Almost every application stack providing interactive services to its clients uses architecture similar to this one:
Typical web applications organize the functionality of the generic architecture into the following components (one or more of the components might be missing, and there might be interactions with caching and authentication servers). Sometimes these components reside within a single server/VM/container; larger applications tend to spread them across multiple servers.
Collecting the Requirements
Whenever someone comes along with the wonderful idea of spreading an application stack across multiple locations, ask him to analyze the network requirements of the application. Let’s focus on the transferred data first: how much data is transferred between application tiers for a typical user interaction?
The results will probably resemble this diagram (which is definitely not to scale): the data transfer toward the web browser is pretty optimized, and there’s lots of data being transferred between the application tiers and between servers and storage nodes to generate the response to the user’s request.
Next: add the bandwidth constraints.
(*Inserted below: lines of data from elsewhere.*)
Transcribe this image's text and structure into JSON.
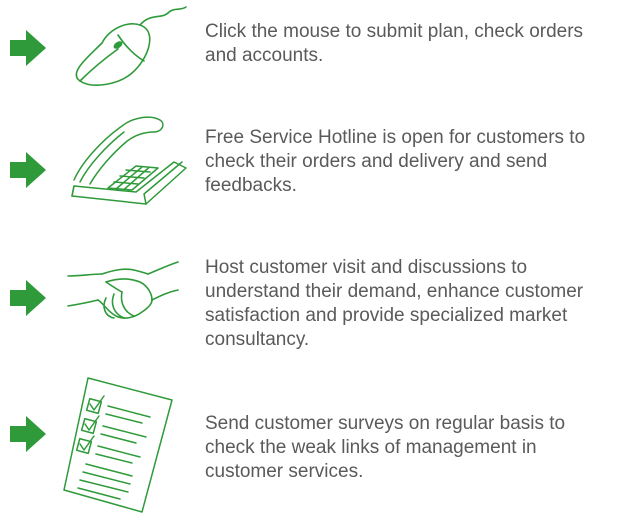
{
  "items": [
    {
      "icon": "mouse-icon",
      "text": "Click the mouse to submit plan, check orders and accounts."
    },
    {
      "icon": "telephone-icon",
      "text": "Free Service Hotline is open for customers to check their orders and delivery and send feedbacks."
    },
    {
      "icon": "handshake-icon",
      "text": "Host customer visit and discussions to understand their demand, enhance customer satisfaction and provide specialized market consultancy."
    },
    {
      "icon": "checklist-icon",
      "text": "Send customer surveys on regular basis to check the weak links of management in customer services."
    }
  ],
  "colors": {
    "accent": "#2f9a3a",
    "text": "#5a5a5a"
  }
}
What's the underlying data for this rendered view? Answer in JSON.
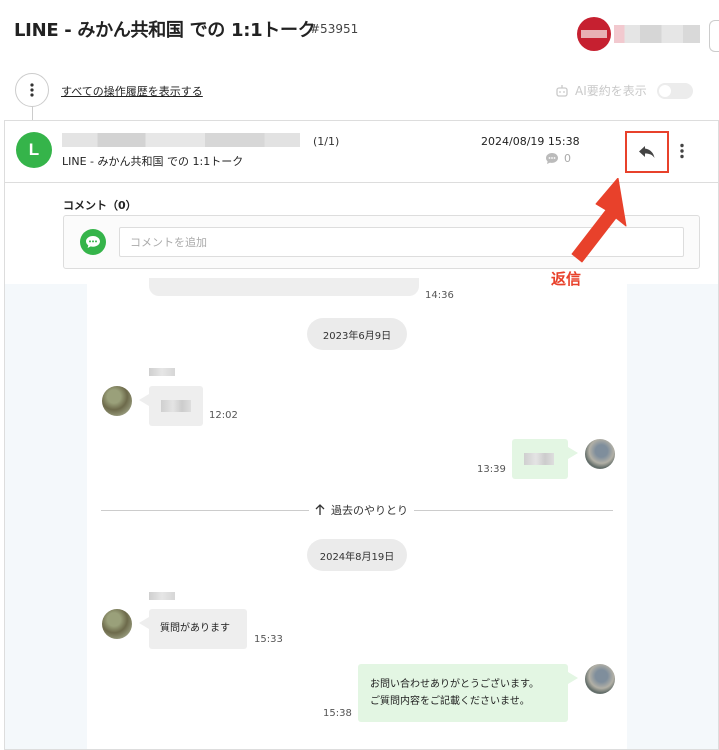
{
  "page": {
    "title": "LINE - みかん共和国 での 1:1トーク",
    "ticket_id": "#53951"
  },
  "toolbar": {
    "history_link": "すべての操作履歴を表示する",
    "ai_summary_label": "AI要約を表示",
    "ai_summary_enabled": false
  },
  "message": {
    "channel_badge": "L",
    "count": "(1/1)",
    "subject": "LINE - みかん共和国 での 1:1トーク",
    "date": "2024/08/19 15:38",
    "comment_count": "0"
  },
  "comments": {
    "label": "コメント（0）",
    "placeholder": "コメントを追加"
  },
  "chat": {
    "first_time": "14:36",
    "date1": "2023年6月9日",
    "in1_time": "12:02",
    "out1_time": "13:39",
    "past_label": "過去のやりとり",
    "date2": "2024年8月19日",
    "in2_text": "質問があります",
    "in2_time": "15:33",
    "out2_line1": "お問い合わせありがとうございます。",
    "out2_line2": "ご質問内容をご記載くださいませ。",
    "out2_time": "15:38"
  },
  "annotation": {
    "label": "返信",
    "color": "#e8412b"
  },
  "colors": {
    "line_green": "#35b44a",
    "outgoing_bubble": "#e3f6e3",
    "incoming_bubble": "#eeeeee"
  }
}
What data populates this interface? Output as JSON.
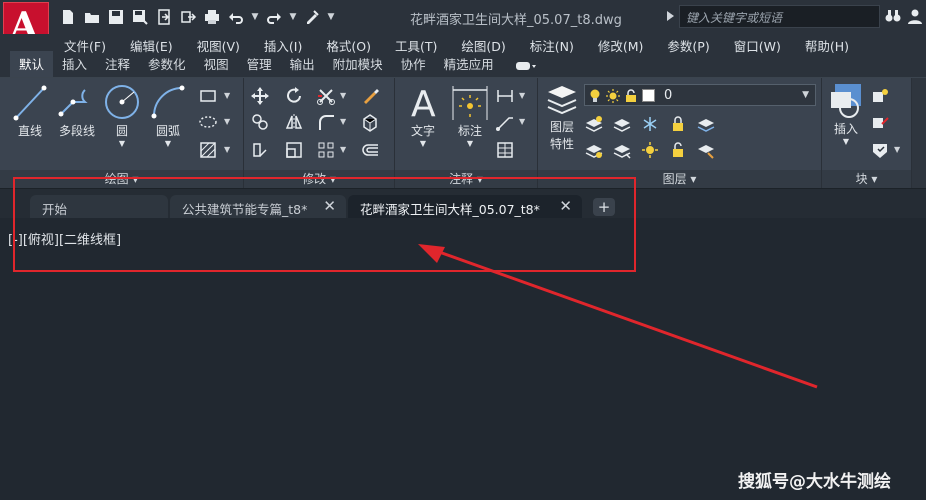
{
  "app": {
    "logo_letter": "A",
    "document_title": "花畔酒家卫生间大样_05.07_t8.dwg",
    "search_placeholder": "键入关键字或短语"
  },
  "quick_access": {
    "icons": [
      "new-file-icon",
      "open-folder-icon",
      "save-icon",
      "save-as-icon",
      "share-icon",
      "import-icon",
      "plot-icon",
      "undo-icon",
      "redo-icon",
      "match-properties-icon"
    ]
  },
  "menu": [
    "文件(F)",
    "编辑(E)",
    "视图(V)",
    "插入(I)",
    "格式(O)",
    "工具(T)",
    "绘图(D)",
    "标注(N)",
    "修改(M)",
    "参数(P)",
    "窗口(W)",
    "帮助(H)"
  ],
  "ribbon_tabs": [
    "默认",
    "插入",
    "注释",
    "参数化",
    "视图",
    "管理",
    "输出",
    "附加模块",
    "协作",
    "精选应用"
  ],
  "ribbon": {
    "draw": {
      "label": "绘图",
      "line": "直线",
      "polyline": "多段线",
      "circle": "圆",
      "arc": "圆弧"
    },
    "modify": {
      "label": "修改"
    },
    "annotation": {
      "label": "注释",
      "text": "文字",
      "dimension": "标注"
    },
    "layers": {
      "label": "图层",
      "layer_properties_line1": "图层",
      "layer_properties_line2": "特性",
      "current_layer": "0"
    },
    "block": {
      "label": "块",
      "insert": "插入"
    }
  },
  "file_tabs": {
    "start": "开始",
    "tab1": "公共建筑节能专篇_t8*",
    "tab2": "花畔酒家卫生间大样_05.07_t8*",
    "close_glyph": "✕",
    "add_glyph": "+"
  },
  "viewport_label": "[-][俯视][二维线框]",
  "watermark": "搜狐号@大水牛测绘",
  "colors": {
    "annotation_red": "#e0262c",
    "logo_red": "#c8102e",
    "background": "#212830"
  }
}
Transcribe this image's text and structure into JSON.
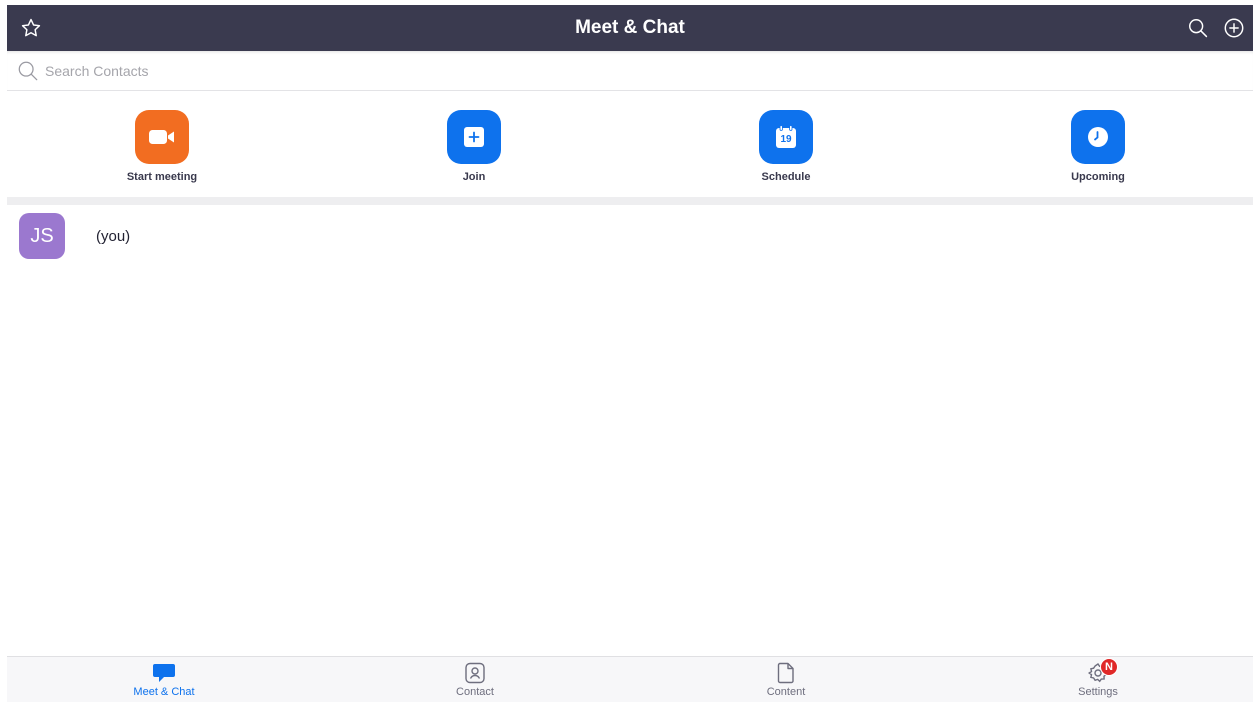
{
  "header": {
    "title": "Meet & Chat",
    "left_icon": "star-icon",
    "right_icons": [
      "search-icon",
      "add-circle-icon"
    ]
  },
  "search": {
    "placeholder": "Search Contacts",
    "value": ""
  },
  "actions": [
    {
      "label": "Start meeting",
      "icon": "video-camera-icon",
      "color": "#f26d21"
    },
    {
      "label": "Join",
      "icon": "plus-square-icon",
      "color": "#0e72ed"
    },
    {
      "label": "Schedule",
      "icon": "calendar-icon",
      "color": "#0e72ed",
      "icon_text": "19"
    },
    {
      "label": "Upcoming",
      "icon": "clock-icon",
      "color": "#0e72ed"
    }
  ],
  "contacts": [
    {
      "initials": "JS",
      "name": "(you)",
      "avatar_color": "#9b78cf"
    }
  ],
  "bottom_nav": {
    "active": "Meet & Chat",
    "items": [
      {
        "label": "Meet & Chat",
        "icon": "chat-bubble-icon"
      },
      {
        "label": "Contact",
        "icon": "contact-card-icon"
      },
      {
        "label": "Content",
        "icon": "document-icon"
      },
      {
        "label": "Settings",
        "icon": "gear-icon",
        "badge": "N"
      }
    ]
  },
  "colors": {
    "header_bg": "#3a3a4f",
    "accent": "#0e72ed",
    "orange": "#f26d21",
    "badge": "#e02828"
  }
}
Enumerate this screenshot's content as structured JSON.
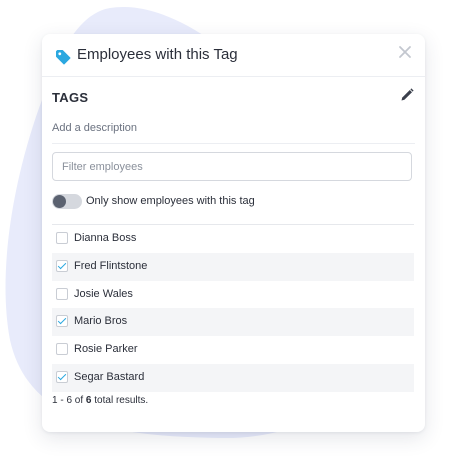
{
  "header": {
    "title": "Employees with this Tag",
    "icon": "tag-icon",
    "icon_color": "#2ba8e0",
    "close_icon": "close-icon"
  },
  "tag": {
    "name": "TAGS",
    "description_placeholder": "Add a description",
    "edit_icon": "pencil-icon"
  },
  "filter": {
    "placeholder": "Filter employees",
    "value": ""
  },
  "toggle": {
    "label": "Only show employees with this tag",
    "on": false
  },
  "employees": [
    {
      "name": "Dianna Boss",
      "checked": false
    },
    {
      "name": "Fred Flintstone",
      "checked": true
    },
    {
      "name": "Josie Wales",
      "checked": false
    },
    {
      "name": "Mario Bros",
      "checked": true
    },
    {
      "name": "Rosie Parker",
      "checked": false
    },
    {
      "name": "Segar Bastard",
      "checked": true
    }
  ],
  "results": {
    "prefix": "1 - 6 of",
    "total": "6",
    "suffix": "total results."
  },
  "colors": {
    "accent": "#2ba8e0",
    "blob": "#e8ebfb"
  }
}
There’s limited bandwidth between web browser and web server, and almost unlimited bandwidth between the web server and other parts of the application stack:
Add the amount of data transferred to the picture and you’ll get an idea about the time it takes to transfer the interaction-related data from storage (or wherever else the original data is stored) to the client (orange bars in the picture):
Impact of Workload Migration
Finally, change the bandwidth constraints between the components of the application stack based on where these components reside in the new geographically dispersed architecture. For example, the application developers might want to move the web- and application server into the cloud while the security team insists the database server remains in well-protected on-premises data center.
Reduced bandwidth between application- and database server results in increased response time (increased total height of all orange bars). For whatever reason, this result occasionally surprises some people.
Usable bandwidth between application tiers might be lower than the maximum available bandwidth due to TCP constraints - see TCP throughput calculator (based on Mathis formula) for more details (/HT to Julien Goodwin)
Try to remain realistic when estimating the available bandwidth between application components. If you move your application server to another data center reachable through an 80% utilized 1Gbps link, you won’t get more than 200 Mbps on that link (on a good day… and assuming nobody else gets the same ideas).
Isn’t This Obvious?
It should be, but as one of my fellow networking gurus recently told me: “You have no idea how many times your Do the math before considering long-distance vMotion post saved my day”.
Also, keep in mind that these days bandwidth is no longer the primary constraint. Latency plays a much bigger role than it used to.